Genetische tests kunnen individuen helpen erachter te komen of hun familie een bekende genetische variant van FTD heeft.
De resultaten zijn overtuigender als het familielid met symptomen van FTD eerst wordt getest. Zodra de genetische oorzaak van hun FTD bekend is, kunnen andere familieleden besluiten zich te laten testen op die specifieke genetische variant. Als de persoon met FTD zich niet wil of kan laten testen, kunnen familieleden zonder symptomen zich nog steeds laten testen op alle bekende genen die verband houden met FTD, maar de resultaten zijn mogelijk niet doorslaggevend.

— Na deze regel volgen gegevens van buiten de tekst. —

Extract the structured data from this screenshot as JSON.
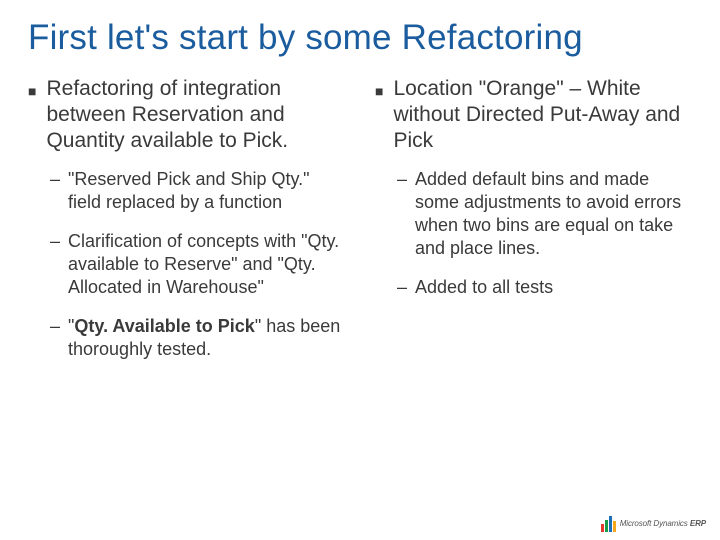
{
  "title": "First let's start by some Refactoring",
  "left": {
    "heading": "Refactoring of integration between Reservation and Quantity available to Pick.",
    "items": [
      {
        "pre": "\"Reserved Pick and Ship Qty.\" field replaced by a function"
      },
      {
        "pre": "Clarification of concepts with \"Qty. available to Reserve\" and \"Qty. Allocated in Warehouse\""
      },
      {
        "pre": "\"",
        "bold": "Qty. Available to Pick",
        "post": "\" has been thoroughly tested."
      }
    ]
  },
  "right": {
    "heading": "Location \"Orange\" – White without Directed Put-Away and Pick",
    "items": [
      {
        "pre": "Added default bins and made some adjustments to avoid errors when two bins are equal on take and place lines."
      },
      {
        "pre": "Added to all tests"
      }
    ]
  },
  "logo": {
    "bars": [
      {
        "h": 8,
        "c": "#e23a2e"
      },
      {
        "h": 12,
        "c": "#169c49"
      },
      {
        "h": 16,
        "c": "#1d6fb8"
      },
      {
        "h": 11,
        "c": "#f6a81c"
      }
    ],
    "brand": "Microsoft Dynamics",
    "suffix": "ERP"
  },
  "colors": {
    "title": "#1a5c9e",
    "text": "#3a3a3a",
    "background": "#ffffff"
  }
}
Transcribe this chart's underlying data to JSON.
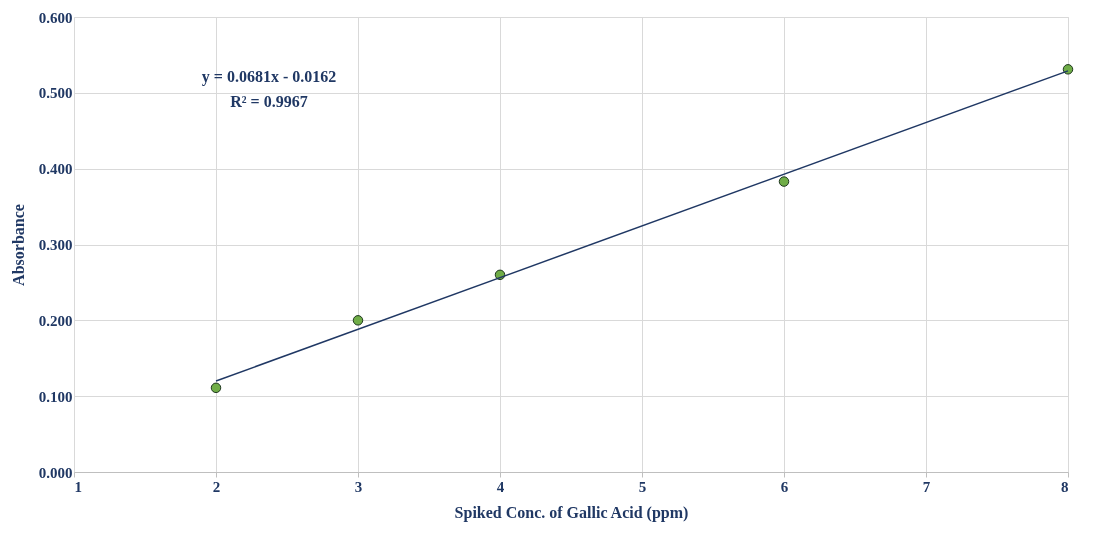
{
  "chart_data": {
    "type": "scatter",
    "xlabel": "Spiked Conc. of Gallic Acid  (ppm)",
    "ylabel": "Absorbance",
    "xlim": [
      1,
      8
    ],
    "xticks": [
      1,
      2,
      3,
      4,
      5,
      6,
      7,
      8
    ],
    "ylim": [
      0,
      0.6
    ],
    "yticks": [
      {
        "value": 0,
        "label": "0.000"
      },
      {
        "value": 0.1,
        "label": "0.100"
      },
      {
        "value": 0.2,
        "label": "0.200"
      },
      {
        "value": 0.3,
        "label": "0.300"
      },
      {
        "value": 0.4,
        "label": "0.400"
      },
      {
        "value": 0.5,
        "label": "0.500"
      },
      {
        "value": 0.6,
        "label": "0.600"
      }
    ],
    "grid": true,
    "marker": "circle",
    "series": [
      {
        "color": "#70ad47",
        "x": [
          2,
          3,
          4,
          6,
          8
        ],
        "values": [
          0.111,
          0.2,
          0.26,
          0.383,
          0.531
        ]
      },
      {
        "type": "line",
        "color": "#203864",
        "x": [
          2,
          8
        ],
        "values": [
          0.12,
          0.529
        ],
        "line_style": "solid",
        "marker": "none"
      }
    ],
    "annotations": [
      "y = 0.0681x - 0.0162",
      "R² = 0.9967"
    ]
  }
}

Een familiegeschiedenis van FTD of gerelateerde aandoeningen is een sterke indicatie van een genetische oorzaak. Een klein aantal mensen zonder familiegeschiedenis van FTD heeft echter een identificeerbare genetische oorzaak, die kan worden doorgegeven aan de volgende generatie. Dit kan gebeuren als:
- De familiegeschiedenis is beperkt of niet goed bekend
- Eerdere aandoeningen in de familie werden verkeerd gediagnosticeerd
- Informatie over familierelaties is onjuist of onvolledig
- Een familielid overleed voordat de symptomen zich ontwikkelden of er een diagnose werd gesteld
- De persoon met FTD is de eerste persoon in de familie met een genetische variant. Dit staat bekend als eende nieuwe variant. Hoewel niet geërfd,de nieuwe varianten kunnen nog steeds worden doorgegeven aan de volgende generatie. Daarom beveelt AFTD aan dat mensen bij wie de diagnose FTD is gesteld en die geen familiegeschiedenis hebben, genetische counseling overwegen

Alle bekende vormen van genetische FTD zijn dat wel overgeërfd op een autosomaal dominante manier, wat betekent dat elk kind (of broer of zus) van een getroffen persoon een kans van 50% heeft om de FTD-veroorzakende genetische variant te erven. (Hoewel het diagram hierboven een koppel met vier kinderen laat zien - twee niet-aangetaste, twee getroffen - is het belangrijk om op te merken dat elk kind een nieuwe "gebeurtenis" is, met een gelijke kans om de FTD-veroorzakende variant te erven, of niet te erven. Met andere woorden, elke keer dat een persoon met genetische FTD een kind krijgt, is er een kans van 1 op 2 om de FTD-veroorzakende variant door te geven aan dat kind.)